Citing a 2015 survey of 340 youth-serving workforce professionals, the report identifies a good fit job for young people as offering:
- pay that promotes self-sufficiency;
- mentorship and supportive supervisory practices;
- exposure to a variety of responsibilities;
- safe and welcoming environments; and
- scheduling that accounts for school coursework, child care and other needs.
“Young adults need jobs that work for them — especially now, since the COVID-19 pandemic has disrupted many young people’s educational and career goals,” says Ranita Jain, a senior associate with the Casey Foundation. “We hope this report offers some concrete ideas for how workforce professionals can better engage employer partners around serving young people.”
The workforce strategies described in the report, entitled Promoting Equity and Inclusion and Connection to Good Fit Jobs for Young Adults, include:
Fostering equity and diversity
Businesses seek to diversity their workforce for a variety of reasons. These include: publicly committing to hiring residents of communities that have been historically marginalized, advancing internal goals to diversify staff; and looking to lead by example in promoting inclusion.
Such opportunities give workforce practitioners an avenue for better accommodating young job seekers — particularly young job seekers of color. For Generation Work partners, this work has included:
- Engaging anchor institutions, such as universities and hospitals, in better serving young adults. For example: Bolstering inclusive educational and career pathways for young people of color and low-income applicants; or removing key employment barriers, such as restrictive hiring policies for people with criminal records or a suspended driver’s license.
- Utilizing public wage subsidy programs, such as Workforce Innovation and Opportunity Act funding, to adopt youth-serving workplace practices. For example: Adding a mentorship program into existing agreements.
- Tapping into employer interest in addressing racial inequities.

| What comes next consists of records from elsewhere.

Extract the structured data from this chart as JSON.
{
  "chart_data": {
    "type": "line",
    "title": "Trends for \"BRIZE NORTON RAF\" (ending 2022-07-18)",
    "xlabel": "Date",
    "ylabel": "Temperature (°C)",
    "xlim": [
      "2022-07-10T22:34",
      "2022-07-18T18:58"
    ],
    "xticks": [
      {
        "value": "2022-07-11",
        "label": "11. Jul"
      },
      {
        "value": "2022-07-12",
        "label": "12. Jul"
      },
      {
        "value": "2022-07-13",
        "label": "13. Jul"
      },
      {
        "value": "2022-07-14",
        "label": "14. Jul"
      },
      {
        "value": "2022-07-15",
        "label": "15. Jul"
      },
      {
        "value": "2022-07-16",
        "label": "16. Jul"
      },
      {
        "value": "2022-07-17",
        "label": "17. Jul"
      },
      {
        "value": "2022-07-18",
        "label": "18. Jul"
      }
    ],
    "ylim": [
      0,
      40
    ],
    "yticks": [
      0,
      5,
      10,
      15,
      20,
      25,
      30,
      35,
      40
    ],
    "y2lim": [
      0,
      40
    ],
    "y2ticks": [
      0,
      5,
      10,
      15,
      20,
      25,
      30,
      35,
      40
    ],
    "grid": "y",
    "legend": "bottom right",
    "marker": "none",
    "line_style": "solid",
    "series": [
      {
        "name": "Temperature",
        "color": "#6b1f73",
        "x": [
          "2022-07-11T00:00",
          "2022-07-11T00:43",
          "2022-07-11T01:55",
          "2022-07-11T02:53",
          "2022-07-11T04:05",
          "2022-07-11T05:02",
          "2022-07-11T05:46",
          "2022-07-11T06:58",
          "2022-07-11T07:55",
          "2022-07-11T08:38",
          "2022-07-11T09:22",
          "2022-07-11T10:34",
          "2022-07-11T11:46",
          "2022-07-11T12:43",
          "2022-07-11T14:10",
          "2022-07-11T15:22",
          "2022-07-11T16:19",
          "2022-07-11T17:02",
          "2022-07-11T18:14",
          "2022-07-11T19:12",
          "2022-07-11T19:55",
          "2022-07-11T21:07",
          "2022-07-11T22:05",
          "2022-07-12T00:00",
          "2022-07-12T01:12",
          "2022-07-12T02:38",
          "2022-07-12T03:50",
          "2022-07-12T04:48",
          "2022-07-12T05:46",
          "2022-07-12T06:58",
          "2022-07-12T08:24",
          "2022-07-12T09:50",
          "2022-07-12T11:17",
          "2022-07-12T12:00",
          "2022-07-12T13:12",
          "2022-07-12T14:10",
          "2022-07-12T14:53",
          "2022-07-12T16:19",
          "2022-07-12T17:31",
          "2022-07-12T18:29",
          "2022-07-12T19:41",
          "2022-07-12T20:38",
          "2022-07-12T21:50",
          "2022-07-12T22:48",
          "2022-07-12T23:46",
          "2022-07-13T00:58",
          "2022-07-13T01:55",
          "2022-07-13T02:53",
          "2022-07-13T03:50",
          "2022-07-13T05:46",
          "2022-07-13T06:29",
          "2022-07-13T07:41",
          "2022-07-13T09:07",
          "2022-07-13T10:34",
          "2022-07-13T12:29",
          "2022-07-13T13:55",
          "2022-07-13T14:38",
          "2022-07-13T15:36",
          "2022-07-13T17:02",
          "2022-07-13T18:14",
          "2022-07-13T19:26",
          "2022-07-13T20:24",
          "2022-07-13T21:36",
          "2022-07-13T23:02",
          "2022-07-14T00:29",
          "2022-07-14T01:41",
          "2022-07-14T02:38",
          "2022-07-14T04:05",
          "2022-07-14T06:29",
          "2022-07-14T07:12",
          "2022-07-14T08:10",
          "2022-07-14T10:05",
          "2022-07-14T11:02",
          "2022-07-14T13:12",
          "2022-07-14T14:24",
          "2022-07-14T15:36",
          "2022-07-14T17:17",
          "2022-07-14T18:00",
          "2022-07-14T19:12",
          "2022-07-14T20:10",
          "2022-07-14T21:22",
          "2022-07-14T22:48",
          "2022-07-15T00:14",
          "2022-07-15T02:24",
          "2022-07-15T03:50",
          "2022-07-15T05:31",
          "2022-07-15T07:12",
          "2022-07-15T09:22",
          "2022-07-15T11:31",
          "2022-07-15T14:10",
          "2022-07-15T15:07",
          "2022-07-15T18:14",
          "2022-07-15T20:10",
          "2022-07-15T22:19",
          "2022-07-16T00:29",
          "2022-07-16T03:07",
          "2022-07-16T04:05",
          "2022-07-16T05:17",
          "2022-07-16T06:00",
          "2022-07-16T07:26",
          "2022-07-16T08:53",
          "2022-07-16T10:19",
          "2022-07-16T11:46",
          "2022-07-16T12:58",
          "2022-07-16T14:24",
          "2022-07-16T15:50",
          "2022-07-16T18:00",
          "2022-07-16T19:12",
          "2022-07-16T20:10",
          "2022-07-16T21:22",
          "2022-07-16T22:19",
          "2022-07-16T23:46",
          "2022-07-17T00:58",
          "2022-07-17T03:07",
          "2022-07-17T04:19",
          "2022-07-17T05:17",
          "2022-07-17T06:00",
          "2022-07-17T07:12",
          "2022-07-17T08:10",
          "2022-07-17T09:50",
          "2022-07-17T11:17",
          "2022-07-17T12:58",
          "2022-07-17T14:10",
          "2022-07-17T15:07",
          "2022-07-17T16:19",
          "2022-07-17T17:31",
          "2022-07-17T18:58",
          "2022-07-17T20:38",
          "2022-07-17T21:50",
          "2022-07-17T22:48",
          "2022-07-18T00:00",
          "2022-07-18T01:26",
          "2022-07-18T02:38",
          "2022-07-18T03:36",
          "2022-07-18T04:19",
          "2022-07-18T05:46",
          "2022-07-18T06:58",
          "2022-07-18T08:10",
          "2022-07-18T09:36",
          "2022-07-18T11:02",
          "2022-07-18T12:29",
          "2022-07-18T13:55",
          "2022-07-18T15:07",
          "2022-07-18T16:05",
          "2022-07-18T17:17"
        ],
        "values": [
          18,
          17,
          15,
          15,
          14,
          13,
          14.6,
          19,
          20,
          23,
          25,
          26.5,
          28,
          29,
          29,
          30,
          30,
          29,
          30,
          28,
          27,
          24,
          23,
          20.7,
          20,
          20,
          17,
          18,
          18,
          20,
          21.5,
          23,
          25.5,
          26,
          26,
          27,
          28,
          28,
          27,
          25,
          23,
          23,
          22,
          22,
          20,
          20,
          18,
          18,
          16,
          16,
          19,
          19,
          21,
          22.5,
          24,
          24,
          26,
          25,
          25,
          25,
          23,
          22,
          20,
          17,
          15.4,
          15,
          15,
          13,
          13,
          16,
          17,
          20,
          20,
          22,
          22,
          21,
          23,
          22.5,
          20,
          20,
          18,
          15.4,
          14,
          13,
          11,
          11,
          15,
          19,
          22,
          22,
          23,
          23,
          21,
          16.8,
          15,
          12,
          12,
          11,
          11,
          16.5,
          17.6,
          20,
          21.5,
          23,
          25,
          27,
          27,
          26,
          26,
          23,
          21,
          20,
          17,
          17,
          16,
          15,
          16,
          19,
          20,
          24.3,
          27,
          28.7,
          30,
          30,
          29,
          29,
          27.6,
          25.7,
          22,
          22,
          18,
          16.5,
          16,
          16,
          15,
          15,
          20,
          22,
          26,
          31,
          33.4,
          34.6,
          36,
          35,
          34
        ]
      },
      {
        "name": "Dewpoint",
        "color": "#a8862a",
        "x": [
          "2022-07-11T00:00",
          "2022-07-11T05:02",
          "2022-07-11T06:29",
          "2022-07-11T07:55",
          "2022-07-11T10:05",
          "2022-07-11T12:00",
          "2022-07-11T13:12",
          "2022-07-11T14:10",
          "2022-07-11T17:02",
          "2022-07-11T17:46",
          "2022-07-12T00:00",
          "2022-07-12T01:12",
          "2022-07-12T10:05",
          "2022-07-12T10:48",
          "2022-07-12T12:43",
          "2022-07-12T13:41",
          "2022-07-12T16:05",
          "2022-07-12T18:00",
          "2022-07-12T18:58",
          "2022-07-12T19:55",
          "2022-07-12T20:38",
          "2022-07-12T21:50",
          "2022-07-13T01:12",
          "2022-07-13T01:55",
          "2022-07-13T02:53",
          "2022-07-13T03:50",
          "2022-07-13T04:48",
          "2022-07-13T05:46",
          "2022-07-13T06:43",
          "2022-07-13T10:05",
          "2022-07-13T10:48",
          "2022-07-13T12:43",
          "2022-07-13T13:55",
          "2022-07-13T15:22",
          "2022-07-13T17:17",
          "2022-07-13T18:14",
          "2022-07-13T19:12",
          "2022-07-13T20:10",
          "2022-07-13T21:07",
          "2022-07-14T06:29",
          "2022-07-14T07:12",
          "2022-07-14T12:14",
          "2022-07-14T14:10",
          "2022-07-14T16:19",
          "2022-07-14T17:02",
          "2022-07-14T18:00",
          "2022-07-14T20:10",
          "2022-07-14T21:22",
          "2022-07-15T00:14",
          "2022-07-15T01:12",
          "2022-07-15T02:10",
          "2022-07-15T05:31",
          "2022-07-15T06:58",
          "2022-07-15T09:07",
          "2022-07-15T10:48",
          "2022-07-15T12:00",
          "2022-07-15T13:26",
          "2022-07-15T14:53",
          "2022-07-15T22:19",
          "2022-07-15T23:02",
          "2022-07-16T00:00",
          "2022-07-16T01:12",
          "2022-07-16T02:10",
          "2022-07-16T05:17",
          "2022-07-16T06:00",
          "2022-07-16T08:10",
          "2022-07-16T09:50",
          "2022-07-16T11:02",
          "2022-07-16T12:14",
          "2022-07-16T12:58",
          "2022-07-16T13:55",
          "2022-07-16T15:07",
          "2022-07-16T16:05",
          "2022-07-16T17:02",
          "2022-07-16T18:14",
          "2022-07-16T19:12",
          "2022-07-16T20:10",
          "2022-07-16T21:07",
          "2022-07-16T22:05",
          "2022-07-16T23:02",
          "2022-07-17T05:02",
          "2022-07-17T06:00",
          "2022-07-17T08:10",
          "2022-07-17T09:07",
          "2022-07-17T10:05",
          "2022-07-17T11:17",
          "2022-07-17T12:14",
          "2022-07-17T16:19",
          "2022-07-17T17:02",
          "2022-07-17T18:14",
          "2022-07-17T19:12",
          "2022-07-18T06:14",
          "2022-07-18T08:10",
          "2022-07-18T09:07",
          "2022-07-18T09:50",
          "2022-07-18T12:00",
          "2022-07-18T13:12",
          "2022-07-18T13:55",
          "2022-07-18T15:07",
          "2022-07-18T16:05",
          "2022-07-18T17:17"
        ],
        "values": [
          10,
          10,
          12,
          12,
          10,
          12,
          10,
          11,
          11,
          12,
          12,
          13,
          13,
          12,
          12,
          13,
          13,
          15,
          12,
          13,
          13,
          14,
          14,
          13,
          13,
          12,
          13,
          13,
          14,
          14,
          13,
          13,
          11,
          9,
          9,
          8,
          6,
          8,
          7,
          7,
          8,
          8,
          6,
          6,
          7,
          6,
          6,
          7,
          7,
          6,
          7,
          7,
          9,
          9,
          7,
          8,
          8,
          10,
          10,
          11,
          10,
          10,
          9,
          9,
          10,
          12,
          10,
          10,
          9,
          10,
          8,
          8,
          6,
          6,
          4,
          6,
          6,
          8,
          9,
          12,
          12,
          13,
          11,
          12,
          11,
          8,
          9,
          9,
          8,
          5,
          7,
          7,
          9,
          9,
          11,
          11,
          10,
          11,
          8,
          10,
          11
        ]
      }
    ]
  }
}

For example: Offering workforce equity and inclusion training; or sharing data on employment disparities.
Connecting employers and young adults
Generation Work partners have connected employers with young adults to learn about their skills, experiences and unique job needs. Such connections can also help disrupt preconceived biases and mindsets about hiring young people — especially young people of color, according to the report. Workforce organizations have supported these engagements by:
- Hosting employers to meet with young adults to see firsthand how well young people can perform on the job.
- Inviting young adults to employer partner meetings to help advance conversations about the hurdles — like juggling school schedules, child care needs and long commutes — that young people may be facing.
Changing workplace practices
Generation Work partners have also engaged employers in evolving their practices to improve how young adults are onboarded, trained, mentored and supervised. This work includes:
- Providing technical assistance to supervisors, equipping them to effectively mentor young adults and offer constructive guidance on job performance.
- Gathering and sharing worker feedback to aid supervisors and managers in improving their practices to better serve young adults.